For those who are concerned/paranoid about cockroaches, I suggest you investigate Goliath Gel which is made by Novartis.

A friend of mine obtained some in the middle east and one use got rid of them immediately after I had suffered from them on and off for 10 years.

I don't know how it works but work it does. Instructions advise to place one small drop throughout the space for each cubic meter of space. No noticeable odor but the roaches disappeared overnight.

It is expensive but works - I have not seen one on board since using it in 2002.

Cheers

Squeaky
 
I was reading a blog of a liveaboard and noted that they washed all fruit and veg before taking on board. I also know that one is not meant to bring cardboard boxes on board from a supermarket

I do wonder how likely it is that one can get cockroaches from unwashed fruit and veg? Why stop there? Why not wash the cereal box that was also in car board boxes? What about the butter packs etc

We haven't seen many cockroaches in 30+ years of Med charters. And never been recommended to wash fruit and veg before taking aboard (as distinct from before eating).

With the notable exception of this post's story.

Mike.
 
After years of taking every precaution, successfully, we became more careless about taking packaging aboard and four years ago in Cuba picked up a dose. Embarrassingly, the first appeared at the very moment I was boasting to a guest that we'd never had them.

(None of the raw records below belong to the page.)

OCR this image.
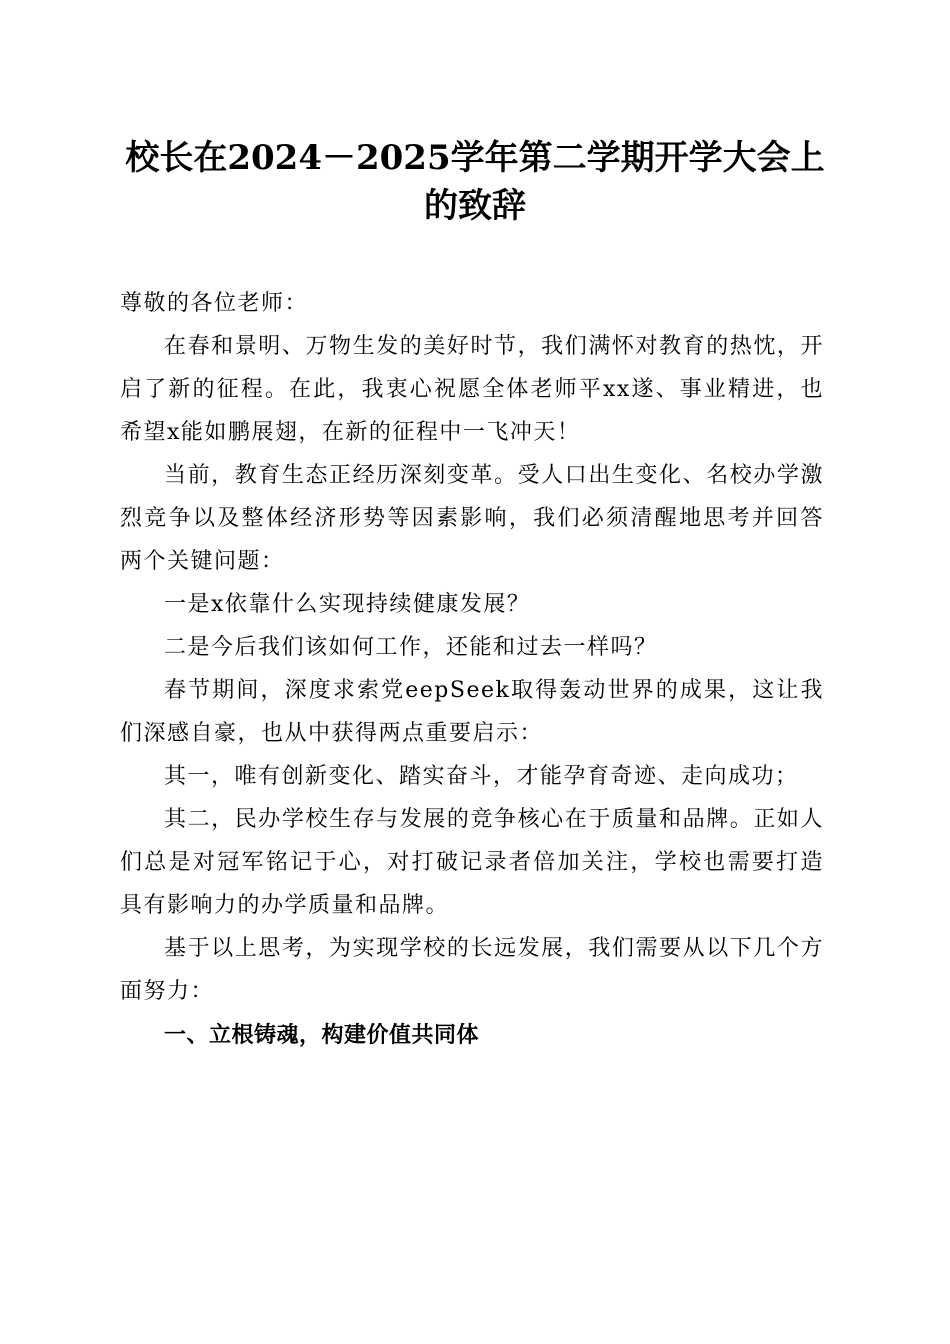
校长在2024－2025学年第二学期开学大会上的致辞

尊敬的各位老师：

在春和景明、万物生发的美好时节，我们满怀对教育的热忱，开启了新的征程。在此，我衷心祝愿全体老师平xx遂、事业精进，也希望x能如鹏展翅，在新的征程中一飞冲天！

当前，教育生态正经历深刻变革。受人口出生变化、名校办学激烈竞争以及整体经济形势等因素影响，我们必须清醒地思考并回答两个关键问题：

一是x依靠什么实现持续健康发展？

二是今后我们该如何工作，还能和过去一样吗？

春节期间，深度求索党eepSeek取得轰动世界的成果，这让我们深感自豪，也从中获得两点重要启示：

其一，唯有创新变化、踏实奋斗，才能孕育奇迹、走向成功；

其二，民办学校生存与发展的竞争核心在于质量和品牌。正如人们总是对冠军铭记于心，对打破记录者倍加关注，学校也需要打造具有影响力的办学质量和品牌。

基于以上思考，为实现学校的长远发展，我们需要从以下几个方面努力：

一、立根铸魂，构建价值共同体
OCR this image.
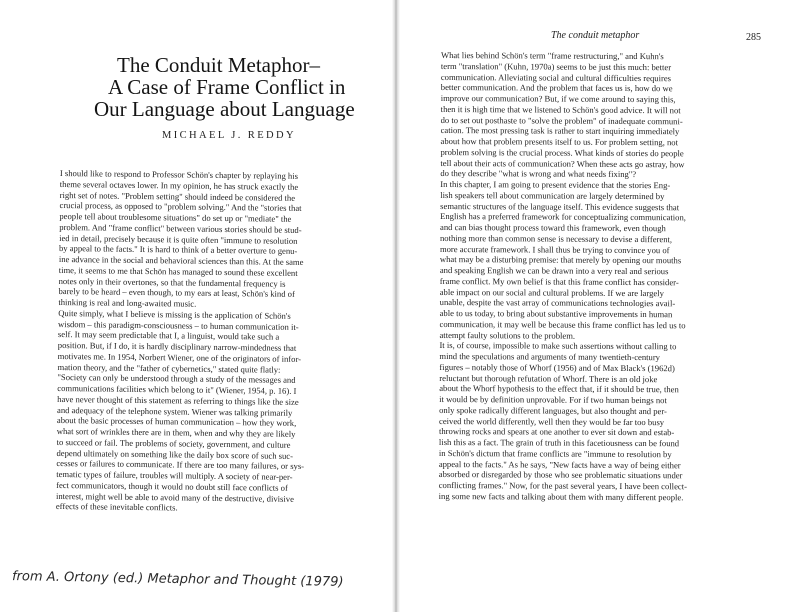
The Conduit Metaphor–
A Case of Frame Conflict in
Our Language about Language
MICHAEL J. REDDY
I should like to respond to Professor Schön's chapter by replaying his
theme several octaves lower. In my opinion, he has struck exactly the
right set of notes. "Problem setting" should indeed be considered the
crucial process, as opposed to "problem solving." And the "stories that
people tell about troublesome situations" do set up or "mediate" the
problem. And "frame conflict" between various stories should be stud-
ied in detail, precisely because it is quite often "immune to resolution
by appeal to the facts." It is hard to think of a better overture to genu-
ine advance in the social and behavioral sciences than this. At the same
time, it seems to me that Schön has managed to sound these excellent
notes only in their overtones, so that the fundamental frequency is
barely to be heard – even though, to my ears at least, Schön's kind of
thinking is real and long-awaited music.
Quite simply, what I believe is missing is the application of Schön's
wisdom – this paradigm-consciousness – to human communication it-
self. It may seem predictable that I, a linguist, would take such a
position. But, if I do, it is hardly disciplinary narrow-mindedness that
motivates me. In 1954, Norbert Wiener, one of the originators of infor-
mation theory, and the "father of cybernetics," stated quite flatly:
"Society can only be understood through a study of the messages and
communications facilities which belong to it" (Wiener, 1954, p. 16). I
have never thought of this statement as referring to things like the size
and adequacy of the telephone system. Wiener was talking primarily
about the basic processes of human communication – how they work,
what sort of wrinkles there are in them, when and why they are likely
to succeed or fail. The problems of society, government, and culture
depend ultimately on something like the daily box score of such suc-
cesses or failures to communicate. If there are too many failures, or sys-
tematic types of failure, troubles will multiply. A society of near-per-
fect communicators, though it would no doubt still face conflicts of
interest, might well be able to avoid many of the destructive, divisive
effects of these inevitable conflicts.
The conduit metaphor	285
What lies behind Schön's term "frame restructuring," and Kuhn's
term "translation" (Kuhn, 1970a) seems to be just this much: better
communication. Alleviating social and cultural difficulties requires
better communication. And the problem that faces us is, how do we
improve our communication? But, if we come around to saying this,
then it is high time that we listened to Schön's good advice. It will not
do to set out posthaste to "solve the problem" of inadequate communi-
cation. The most pressing task is rather to start inquiring immediately
about how that problem presents itself to us. For problem setting, not
problem solving is the crucial process. What kinds of stories do people
tell about their acts of communication? When these acts go astray, how
do they describe "what is wrong and what needs fixing"?
In this chapter, I am going to present evidence that the stories Eng-
lish speakers tell about communication are largely determined by
semantic structures of the language itself. This evidence suggests that
English has a preferred framework for conceptualizing communication,
and can bias thought process toward this framework, even though
nothing more than common sense is necessary to devise a different,
more accurate framework. I shall thus be trying to convince you of
what may be a disturbing premise: that merely by opening our mouths
and speaking English we can be drawn into a very real and serious
frame conflict. My own belief is that this frame conflict has consider-
able impact on our social and cultural problems. If we are largely
unable, despite the vast array of communications technologies avail-
able to us today, to bring about substantive improvements in human
communication, it may well be because this frame conflict has led us to
attempt faulty solutions to the problem.
It is, of course, impossible to make such assertions without calling to
mind the speculations and arguments of many twentieth-century
figures – notably those of Whorf (1956) and of Max Black's (1962d)
reluctant but thorough refutation of Whorf. There is an old joke
about the Whorf hypothesis to the effect that, if it should be true, then
it would be by definition unprovable. For if two human beings not
only spoke radically different languages, but also thought and per-
ceived the world differently, well then they would be far too busy
throwing rocks and spears at one another to ever sit down and estab-
lish this as a fact. The grain of truth in this facetiousness can be found
in Schön's dictum that frame conflicts are "immune to resolution by
appeal to the facts." As he says, "New facts have a way of being either
absorbed or disregarded by those who see problematic situations under
conflicting frames." Now, for the past several years, I have been collect-
ing some new facts and talking about them with many different people.
from A. Ortony (ed.) Metaphor and Thought (1979)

They may be quite harmless but, as Martyn78 says, they provoke you to extreme measures. I would get up in the middle of the night, turn the galley lights on suddenly and squash them as they dashed for cover. The worst time was getting four at once. But when we reached Florida and really effective cockroach treatments, we cleared them in less than a month and have never seen one aboard since.

Yes, in the tropics don't think supermarkets are safe. A hazard to expect if you disturb the boxes at the back of the shelf. I remember one supermarket in French Polynesia where they were scuttling everywhere. The locals were stepping daintily around them on the floor, and blowing them off the produce. I stamped on a couple to greatly disapproving frowns.

I'm not surprised that you got disapproving frowns, squashing a cockroach releases it's eggs....

We, well MrsE, got rid of the ones we had aboard by assiduously spraying all the areas she saw them and especially any she saw in midnight light on raids.